文秀對于紫蘇的個性算是有些了解的,如果不是母親那邊真有什么不妥,她是不會特意來跟自己說這話的。因為知道這紫蘇不是個無地放矢的人,所以她才會因為她的話而緊張。

紫蘇卻是搖了搖頭:“應該不是。”

聽到這一說文秀不但沒有安心反而還莫名的更緊張了,又繼續追問道:“你是說她昨天就是這樣了?那你還記不記得她是從什么時候還始這樣的?”

“大約在午宴的時候我就發現夫人她有些不妥了,在宴會上時雖然表現得不怎么明顯,但從那時起她就沒有什么胃口吃東西了,在午宴上她就只被紫蘇勉強喝了半碗雞湯。而且在宴席上應付那些客人們時,也總好像有些心不在焉。”紫蘇仔細回想了一下后答道。

“午宴的時候?”那不正是送慧昭儀回來之后的事嗎?難道是母親在去送慧昭儀的時候發生了什么事?文秀忽然想到那時正是她那位四姑姑慧昭儀親自指定母親代表整個君家去送她的,莫不是那根本是慧昭儀特意安排的?

想到這一點可能,慧昭儀離去時對待祖母的那種前后不一的生疏態度,以及她離去時自己在祖母眼中看到的那抹狠厲眼神,都讓她越想越覺得不安起來。

“她現在人應該還在云蕙院吧?我這就跟你過去看看。”沒有多想,文秀就果斷的道。

說著就離開了堆放著她可心寶貝的書桌,頭也不回的就步履匆匆的朝著云蕙院的方向前去。

一進到云蕙院的院子里沒多久,文秀果然就看到君夫人正愁眉不展的坐在回廊下吹著冬日的寒冷。盡管她的臉被寒風吹得發白,身子也有些微微的顫抖,但她卻好像并沒有感覺到一樣。只是眼神憂郁的看著遙遠的天際,好像失了魂的只徒留下了這么一具空殼一樣。就連文秀走到她身后,將一個婢女手中接過的一件狐裘抖篷披到了她的身上,也沒有能將她神游物外的魂魄給拉回來。

“娘,你怎么了?”看到這樣的情形,文秀不由皺了皺眉一邊輕輕的推了推她,一邊輕喚道。

也不知道是這輕推的動作還是那輕聲的呼喚起了作用,君夫人終于回從自己迷失的世界回到了現實。
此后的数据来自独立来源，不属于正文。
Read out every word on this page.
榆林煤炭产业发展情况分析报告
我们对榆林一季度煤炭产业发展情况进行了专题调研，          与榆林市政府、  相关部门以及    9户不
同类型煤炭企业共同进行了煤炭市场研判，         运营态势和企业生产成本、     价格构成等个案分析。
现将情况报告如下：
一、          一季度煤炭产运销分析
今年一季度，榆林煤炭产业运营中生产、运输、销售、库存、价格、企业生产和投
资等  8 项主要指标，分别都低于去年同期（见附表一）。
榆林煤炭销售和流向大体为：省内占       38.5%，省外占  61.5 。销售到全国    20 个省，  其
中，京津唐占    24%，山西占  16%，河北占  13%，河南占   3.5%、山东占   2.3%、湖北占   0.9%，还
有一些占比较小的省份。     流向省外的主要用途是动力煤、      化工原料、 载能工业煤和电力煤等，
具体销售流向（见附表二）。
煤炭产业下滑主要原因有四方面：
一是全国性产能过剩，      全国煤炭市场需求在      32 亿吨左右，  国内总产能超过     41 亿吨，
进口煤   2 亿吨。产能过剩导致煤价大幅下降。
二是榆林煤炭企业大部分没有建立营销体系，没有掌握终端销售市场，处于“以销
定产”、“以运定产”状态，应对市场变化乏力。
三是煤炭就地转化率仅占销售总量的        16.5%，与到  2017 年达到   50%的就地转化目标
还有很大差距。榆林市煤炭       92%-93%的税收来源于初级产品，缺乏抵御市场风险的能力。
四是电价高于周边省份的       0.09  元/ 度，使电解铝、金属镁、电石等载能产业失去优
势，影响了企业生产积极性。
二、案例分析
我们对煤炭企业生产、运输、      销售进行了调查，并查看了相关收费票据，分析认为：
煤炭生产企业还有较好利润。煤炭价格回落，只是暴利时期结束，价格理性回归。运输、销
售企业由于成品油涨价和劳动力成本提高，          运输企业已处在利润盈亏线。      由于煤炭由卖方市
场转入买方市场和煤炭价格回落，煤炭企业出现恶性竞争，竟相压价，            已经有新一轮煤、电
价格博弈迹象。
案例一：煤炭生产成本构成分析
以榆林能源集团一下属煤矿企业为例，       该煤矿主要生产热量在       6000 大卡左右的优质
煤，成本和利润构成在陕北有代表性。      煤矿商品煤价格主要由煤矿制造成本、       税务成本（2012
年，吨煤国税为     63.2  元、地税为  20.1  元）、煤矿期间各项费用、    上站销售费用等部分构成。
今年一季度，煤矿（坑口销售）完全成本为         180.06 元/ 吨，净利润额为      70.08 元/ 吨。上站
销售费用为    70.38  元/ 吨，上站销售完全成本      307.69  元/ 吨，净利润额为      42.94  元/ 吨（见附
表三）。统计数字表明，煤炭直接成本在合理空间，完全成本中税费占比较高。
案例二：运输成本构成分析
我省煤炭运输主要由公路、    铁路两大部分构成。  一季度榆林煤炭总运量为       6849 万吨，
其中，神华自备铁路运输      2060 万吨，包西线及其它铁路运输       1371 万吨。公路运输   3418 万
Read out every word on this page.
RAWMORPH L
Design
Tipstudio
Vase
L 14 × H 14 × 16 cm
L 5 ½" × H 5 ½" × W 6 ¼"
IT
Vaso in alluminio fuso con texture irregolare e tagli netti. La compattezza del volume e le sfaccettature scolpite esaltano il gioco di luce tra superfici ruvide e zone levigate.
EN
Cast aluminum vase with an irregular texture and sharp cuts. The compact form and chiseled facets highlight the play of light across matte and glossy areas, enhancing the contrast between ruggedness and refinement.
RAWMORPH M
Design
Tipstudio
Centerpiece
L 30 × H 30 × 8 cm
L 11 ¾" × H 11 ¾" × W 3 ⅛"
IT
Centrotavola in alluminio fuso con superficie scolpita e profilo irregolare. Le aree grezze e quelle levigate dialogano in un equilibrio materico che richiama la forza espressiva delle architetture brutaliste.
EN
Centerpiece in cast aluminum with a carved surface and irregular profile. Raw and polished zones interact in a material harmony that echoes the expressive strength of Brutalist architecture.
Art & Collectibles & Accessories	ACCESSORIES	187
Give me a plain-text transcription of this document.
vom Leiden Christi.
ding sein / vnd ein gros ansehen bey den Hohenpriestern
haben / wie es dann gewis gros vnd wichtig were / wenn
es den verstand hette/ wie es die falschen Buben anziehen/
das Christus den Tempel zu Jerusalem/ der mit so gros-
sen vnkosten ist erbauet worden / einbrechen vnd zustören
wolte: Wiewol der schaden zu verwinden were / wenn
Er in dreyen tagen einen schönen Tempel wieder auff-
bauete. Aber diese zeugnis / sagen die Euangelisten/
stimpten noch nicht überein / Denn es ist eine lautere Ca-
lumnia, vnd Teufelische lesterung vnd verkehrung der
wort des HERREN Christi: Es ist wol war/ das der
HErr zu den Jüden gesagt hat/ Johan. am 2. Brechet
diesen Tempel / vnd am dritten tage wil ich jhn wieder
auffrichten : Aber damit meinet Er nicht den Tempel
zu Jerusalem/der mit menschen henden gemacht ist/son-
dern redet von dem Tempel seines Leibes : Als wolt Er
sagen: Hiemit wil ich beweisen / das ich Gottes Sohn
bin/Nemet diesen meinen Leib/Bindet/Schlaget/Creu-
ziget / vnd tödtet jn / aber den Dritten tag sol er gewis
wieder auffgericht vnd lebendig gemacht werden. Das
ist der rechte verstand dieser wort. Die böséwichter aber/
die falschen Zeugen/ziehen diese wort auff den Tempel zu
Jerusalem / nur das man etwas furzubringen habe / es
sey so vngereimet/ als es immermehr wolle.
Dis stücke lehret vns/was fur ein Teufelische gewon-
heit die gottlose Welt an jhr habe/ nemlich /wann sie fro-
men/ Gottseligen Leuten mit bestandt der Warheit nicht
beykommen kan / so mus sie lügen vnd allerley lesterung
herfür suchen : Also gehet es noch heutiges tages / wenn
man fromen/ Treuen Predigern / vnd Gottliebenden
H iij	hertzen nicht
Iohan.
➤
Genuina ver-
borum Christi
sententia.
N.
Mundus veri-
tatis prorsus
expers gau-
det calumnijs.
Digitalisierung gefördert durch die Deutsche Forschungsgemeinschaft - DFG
“秀兒,你怎么來了?”在回頭看到文秀后,君夫人臉上掛起了十分勉強的笑容道:“你之前不是說這陣子太累了,這兩天要好好的窩在自己的院子里休息,不讓我們去找你嗎?怎么你自己又跑到我這里來了?”

看著君夫人眼睛里那怎么也掩不住的憂慮,文秀輕輕的嘆了一口氣,然后直言不諱的向她問道:“娘,你怎么了?遇到什么為難的事了嗎?”

聽到文秀這樣問,君夫人臉上的表情又越發的僵硬了兩分。就在她想要說些什么糊弄過去時,看出她打算的文秀又再次搶先問道:“是不是昨天去送慧昭儀的時候,她跟你說了些什么,才讓你現在如此為難?”

聽到文秀這再是直白不過的猜測,君夫人臉上又再次陰晴不定的變了好幾變,最后才像是下定了什么決心似的,在長嘆了一聲后道:“秀兒,所謂‘慧極早夭,情深不壽。’有時候聰明太過也并不是什么好事。”。.。